Cierta mañana de enero me hallaba
caminando con mi padre por las playas de Miramar.
Yo debía tener doce años.
Como mi piel nunca se ha llevado bien
con el sol, acostumbraba pasear por la playa a horas muy tempranas.
Siete y media u ocho de la mañana,
para poder disfrutar del mar y el cielo a pleno sin convertirme en un piel
roja.
El mar en las primeras horas del día
es un espectáculo distinto: las aguas son plateadas, y la espuma es más blanca.
El cielo es de un celeste discreto,
como si estuviera apareciendo por primera vez.
La brisa marina es fría, pero es un
frío hospitalario.
Mi padre caminaba silencioso, con las
manos entrecruzadas tras la cintura; y yo zigzagueaba entre los restos de las
olas y la arena húmeda.
De pronto, mi padre se detuvo y vi que
su mirada se clavaba en un punto de la arena húmeda.
Inclinó apenas la espalda y recogió
algo del suelo.
Me lo mostró.
Era una piedra negra.
Una piedra ovalada como un camafeo,
reluciente y lisa.
Era tan negra que parecía la matriz
del color negro, el modelo del que se había partido para luego ir distribuyendo
los matices del negro por el resto de los objetos.

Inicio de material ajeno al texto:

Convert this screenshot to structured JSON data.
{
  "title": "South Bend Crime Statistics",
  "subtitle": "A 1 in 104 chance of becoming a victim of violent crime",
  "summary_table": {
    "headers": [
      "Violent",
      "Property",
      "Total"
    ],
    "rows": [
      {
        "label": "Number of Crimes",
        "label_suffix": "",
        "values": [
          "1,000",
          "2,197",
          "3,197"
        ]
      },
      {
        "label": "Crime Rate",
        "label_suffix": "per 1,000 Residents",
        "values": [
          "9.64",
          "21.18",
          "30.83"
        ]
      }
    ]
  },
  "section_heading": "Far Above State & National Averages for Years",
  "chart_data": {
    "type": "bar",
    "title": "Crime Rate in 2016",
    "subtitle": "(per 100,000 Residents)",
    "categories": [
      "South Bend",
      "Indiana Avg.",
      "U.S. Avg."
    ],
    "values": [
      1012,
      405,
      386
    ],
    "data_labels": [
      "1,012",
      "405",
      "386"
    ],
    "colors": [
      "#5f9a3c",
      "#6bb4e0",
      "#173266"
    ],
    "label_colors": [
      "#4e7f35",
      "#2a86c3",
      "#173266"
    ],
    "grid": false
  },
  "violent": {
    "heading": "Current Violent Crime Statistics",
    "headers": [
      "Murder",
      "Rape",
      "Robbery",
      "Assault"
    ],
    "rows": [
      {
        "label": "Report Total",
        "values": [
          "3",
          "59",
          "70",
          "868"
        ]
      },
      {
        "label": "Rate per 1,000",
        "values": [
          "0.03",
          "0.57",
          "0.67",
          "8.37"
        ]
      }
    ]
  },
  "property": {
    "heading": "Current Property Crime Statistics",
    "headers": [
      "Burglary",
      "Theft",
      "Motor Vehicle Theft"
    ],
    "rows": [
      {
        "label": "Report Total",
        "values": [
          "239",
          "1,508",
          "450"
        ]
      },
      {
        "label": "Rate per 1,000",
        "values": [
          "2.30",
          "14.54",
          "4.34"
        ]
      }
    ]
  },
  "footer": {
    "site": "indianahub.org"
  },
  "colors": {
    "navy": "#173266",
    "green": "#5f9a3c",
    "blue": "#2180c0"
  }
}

Mi padre me mostró la piedra.
- Tal vez no haya ninguna
piedra como ésta en todo el mundo -dijo-. Está aquí tirada, y a nadie le
interesa. Pero tal vez sea la piedra más negra del mundo, y tal vez no haya
ninguna otra piedra igual. En ese caso, valdría más que el oro.
Yo extendí la mano para que depositara
allí la piedra negra; pero mi padre, con una agilidad que pocas veces le he
visto, llevó su brazo y su mano hacia atrás y lanzó la piedra más allá de las
olas, al centro del mar.
Desde entonces, busco la piedra negra.
Cuando buscaba los útiles, cuando
busco el control remoto, cuando busco una buena historia o cuando busco la
verdad, busco la piedra negra.
¿Y qué significa la piedra negra?
Lo sabré si alguna vez la encuentro.